From a conversation with Jason Priem
Historically, the academic community has filtered academic outputs for interest by peer review and, more specifically, the prestige of the journals where papers are published. This model is inadequate relative to filtering mechanisms that are now in principle possible using the Internet.
It is now possible to use the web to measure the quality and impact of an academic output via alternative metrics (altmetrics) such as
- How many people downloaded it
- How much it has been discussed on Twitter
- How many websites link to it
- The caliber of the scientists who have recommended it
- How many people have saved it in a reference manager like Mendeley or Zotero
This is similar to how Google generates a list of webpages corresponding to a search term, since you can benefit from PageRank-type algorithms that foreground popular content in an intelligent fashion.
[…]
There’s been a significant amount of interest from funders and administrators in more nuanced and broader measures of researcher impact than their journal publication record. […] Algorithmically generated rankings of researchers’ influence as measured by the altmetrics mentioned previously could be an input into hiring, tenure, promotion, and grant decisions. ImpactStory and other providers of alternative metrics could help researchers’ aggregate their online impact so that they can present good summaries of it to administrators and funders.
From a conversation with David Jay
Commenting systems could potentially be used to create much more useful altmetrics.

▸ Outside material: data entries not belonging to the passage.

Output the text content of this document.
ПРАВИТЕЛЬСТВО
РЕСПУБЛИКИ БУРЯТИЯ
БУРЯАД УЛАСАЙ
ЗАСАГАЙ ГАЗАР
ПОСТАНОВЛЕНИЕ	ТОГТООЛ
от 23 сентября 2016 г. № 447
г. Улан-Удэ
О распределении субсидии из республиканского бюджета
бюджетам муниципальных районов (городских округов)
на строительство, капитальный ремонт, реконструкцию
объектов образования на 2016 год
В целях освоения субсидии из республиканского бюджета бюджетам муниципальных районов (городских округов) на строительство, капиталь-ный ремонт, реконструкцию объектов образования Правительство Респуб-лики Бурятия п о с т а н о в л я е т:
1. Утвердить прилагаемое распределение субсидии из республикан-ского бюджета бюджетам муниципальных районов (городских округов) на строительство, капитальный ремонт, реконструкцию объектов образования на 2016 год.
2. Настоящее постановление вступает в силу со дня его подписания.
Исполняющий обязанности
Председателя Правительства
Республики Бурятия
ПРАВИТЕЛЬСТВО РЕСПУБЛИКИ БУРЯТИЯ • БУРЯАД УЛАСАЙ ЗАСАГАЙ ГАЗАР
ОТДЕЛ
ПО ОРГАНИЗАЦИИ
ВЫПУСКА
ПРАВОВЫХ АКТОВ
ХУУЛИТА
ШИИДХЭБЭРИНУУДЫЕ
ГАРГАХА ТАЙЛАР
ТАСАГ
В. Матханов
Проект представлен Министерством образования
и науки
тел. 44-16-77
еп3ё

Such altmetrics could be generated for a scientific output by examining the nature of the comments that scientists make about it, weighting the comments using factors such as the number of upvotes that a comment receives and how distinguished the commenter is.
The metrics generated would be more informative than a journal publication record, because commenters give more specific feedback than the acceptance/rejection of a paper submitted to a given journal does.
[…]
If scientists were to routinely use online commenting systems to discuss scientific outputs, it seems likely that altmetrics generated from them would be strong enough for them to be used for hiring, promotion and grant-making decisions (in conjunction with, or in place of, the traditional metric of journal publication record).
[…]
David Jay envisages a future in which there is [...] A website which collects analytics from other websites so as to aggregate the impact of individual researchers, both for their own information and for use by hiring/promotion/grant committees.

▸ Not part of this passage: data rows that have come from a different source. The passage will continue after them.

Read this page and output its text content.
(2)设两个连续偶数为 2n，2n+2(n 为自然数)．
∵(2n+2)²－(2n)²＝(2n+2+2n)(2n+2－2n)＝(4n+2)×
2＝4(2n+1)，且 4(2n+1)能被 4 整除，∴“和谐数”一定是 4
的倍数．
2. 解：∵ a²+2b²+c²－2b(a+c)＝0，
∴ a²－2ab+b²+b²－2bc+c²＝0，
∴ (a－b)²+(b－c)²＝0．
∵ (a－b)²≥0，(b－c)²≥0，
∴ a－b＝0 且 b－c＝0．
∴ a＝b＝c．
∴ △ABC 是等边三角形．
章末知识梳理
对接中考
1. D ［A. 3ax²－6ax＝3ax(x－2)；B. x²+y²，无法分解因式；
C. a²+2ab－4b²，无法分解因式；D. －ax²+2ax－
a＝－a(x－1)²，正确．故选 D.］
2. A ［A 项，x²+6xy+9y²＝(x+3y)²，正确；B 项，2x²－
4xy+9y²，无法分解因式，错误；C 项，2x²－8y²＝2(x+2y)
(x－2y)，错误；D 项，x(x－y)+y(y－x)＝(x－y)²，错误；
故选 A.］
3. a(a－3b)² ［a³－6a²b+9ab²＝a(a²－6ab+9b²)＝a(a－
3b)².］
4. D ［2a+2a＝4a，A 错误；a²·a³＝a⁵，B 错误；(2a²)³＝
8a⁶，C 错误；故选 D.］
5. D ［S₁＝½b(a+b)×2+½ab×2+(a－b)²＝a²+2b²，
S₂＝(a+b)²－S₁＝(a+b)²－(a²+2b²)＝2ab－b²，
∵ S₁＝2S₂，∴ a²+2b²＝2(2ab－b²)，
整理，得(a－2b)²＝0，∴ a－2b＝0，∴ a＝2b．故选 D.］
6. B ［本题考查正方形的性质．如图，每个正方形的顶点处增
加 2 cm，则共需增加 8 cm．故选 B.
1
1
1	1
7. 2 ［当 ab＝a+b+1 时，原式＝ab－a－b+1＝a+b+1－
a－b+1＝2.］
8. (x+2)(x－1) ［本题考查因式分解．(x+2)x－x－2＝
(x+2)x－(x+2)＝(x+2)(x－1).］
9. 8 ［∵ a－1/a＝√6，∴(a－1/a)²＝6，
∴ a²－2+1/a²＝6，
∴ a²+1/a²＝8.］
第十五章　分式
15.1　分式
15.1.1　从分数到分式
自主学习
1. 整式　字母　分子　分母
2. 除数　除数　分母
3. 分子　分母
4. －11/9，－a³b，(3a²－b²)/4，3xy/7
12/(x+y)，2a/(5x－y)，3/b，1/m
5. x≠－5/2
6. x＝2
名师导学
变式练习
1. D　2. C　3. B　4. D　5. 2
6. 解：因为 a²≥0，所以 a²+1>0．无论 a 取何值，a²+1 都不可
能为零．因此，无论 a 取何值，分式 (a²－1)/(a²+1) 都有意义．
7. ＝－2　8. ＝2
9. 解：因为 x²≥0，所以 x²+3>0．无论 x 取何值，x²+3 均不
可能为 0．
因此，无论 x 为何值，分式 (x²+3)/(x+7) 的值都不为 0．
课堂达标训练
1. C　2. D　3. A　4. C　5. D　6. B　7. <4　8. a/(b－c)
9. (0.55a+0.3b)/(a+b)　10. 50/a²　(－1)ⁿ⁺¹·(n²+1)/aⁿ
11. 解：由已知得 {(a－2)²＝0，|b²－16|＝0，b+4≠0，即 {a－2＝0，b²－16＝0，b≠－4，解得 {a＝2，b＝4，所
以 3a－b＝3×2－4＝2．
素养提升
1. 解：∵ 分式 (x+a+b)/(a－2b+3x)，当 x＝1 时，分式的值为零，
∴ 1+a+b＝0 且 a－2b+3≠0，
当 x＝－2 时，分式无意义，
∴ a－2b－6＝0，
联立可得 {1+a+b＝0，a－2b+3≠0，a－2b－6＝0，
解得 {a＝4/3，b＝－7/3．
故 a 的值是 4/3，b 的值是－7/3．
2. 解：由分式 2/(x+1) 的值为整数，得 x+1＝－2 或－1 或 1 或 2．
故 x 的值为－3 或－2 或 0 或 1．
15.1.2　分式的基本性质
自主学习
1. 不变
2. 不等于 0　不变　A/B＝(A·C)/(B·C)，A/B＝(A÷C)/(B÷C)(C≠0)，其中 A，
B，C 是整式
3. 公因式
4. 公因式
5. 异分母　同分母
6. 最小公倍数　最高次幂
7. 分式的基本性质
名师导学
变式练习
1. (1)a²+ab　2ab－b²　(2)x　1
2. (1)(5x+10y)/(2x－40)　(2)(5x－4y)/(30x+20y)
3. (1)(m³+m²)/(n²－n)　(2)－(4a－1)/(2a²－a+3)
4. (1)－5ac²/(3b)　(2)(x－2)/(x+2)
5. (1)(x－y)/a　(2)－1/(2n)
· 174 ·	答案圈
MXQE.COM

The viability of this approach remains to be seen, but it could work really well, and illustrate a general principle.
About the author: I worked as a research analyst at GiveWell from April 2012 to May 2013. All views expressed here are my own.

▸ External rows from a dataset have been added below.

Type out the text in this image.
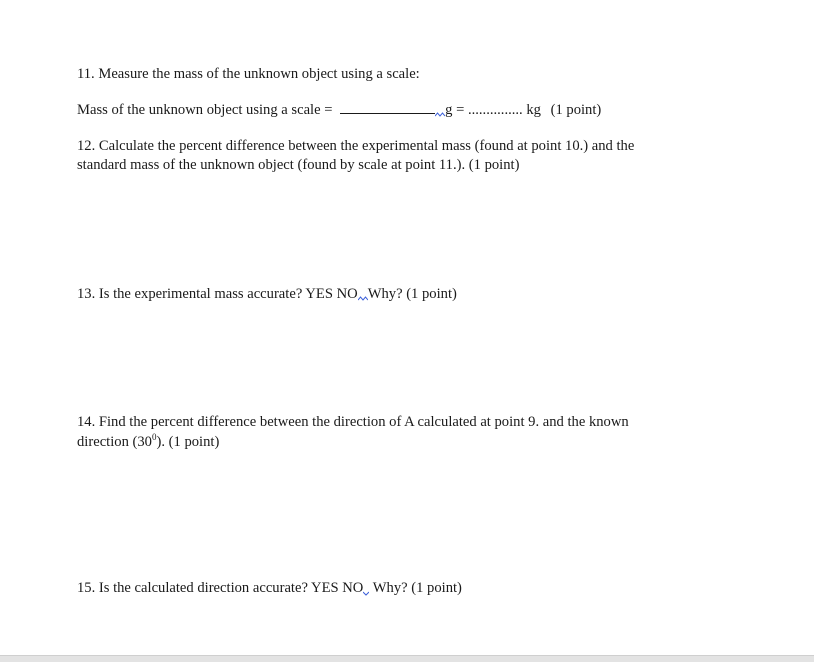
11. Measure the mass of the unknown object using a scale:
Mass of the unknown object using a scale =	g = ............... kg (1 point)
12. Calculate the percent difference between the experimental mass (found at point 10.) and the
standard mass of the unknown object (found by scale at point 11.). (1 point)
13. Is the experimental mass accurate? YES NO Why? (1 point)
14. Find the percent difference between the direction of A calculated at point 9. and the known
direction $(30^0)$. (1 point)
15. Is the calculated direction accurate? YES NO Why? (1 point)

Agreed that improved incentives for truth-seeking would improve details across the board, while local procedural patches would tend to be circumvented.
The first three metrics seem like they could even more strongly encourage sexy bogus findings by giving the general public more of a role: the science press seem to respond strongly to press releases and unsubstantiated findings, as do website hits (I say this based on the "most emailed" and "most read" categories at the NYTimes science section).
A fundamental problem seems to be that there is a lower prior for any given hypothesis, driven by the increased number of researchers, use of automation, and incentive to go hypothesis-fishing.
Wouldn't a more direct solution be to simply increase the significance threshold required in the field?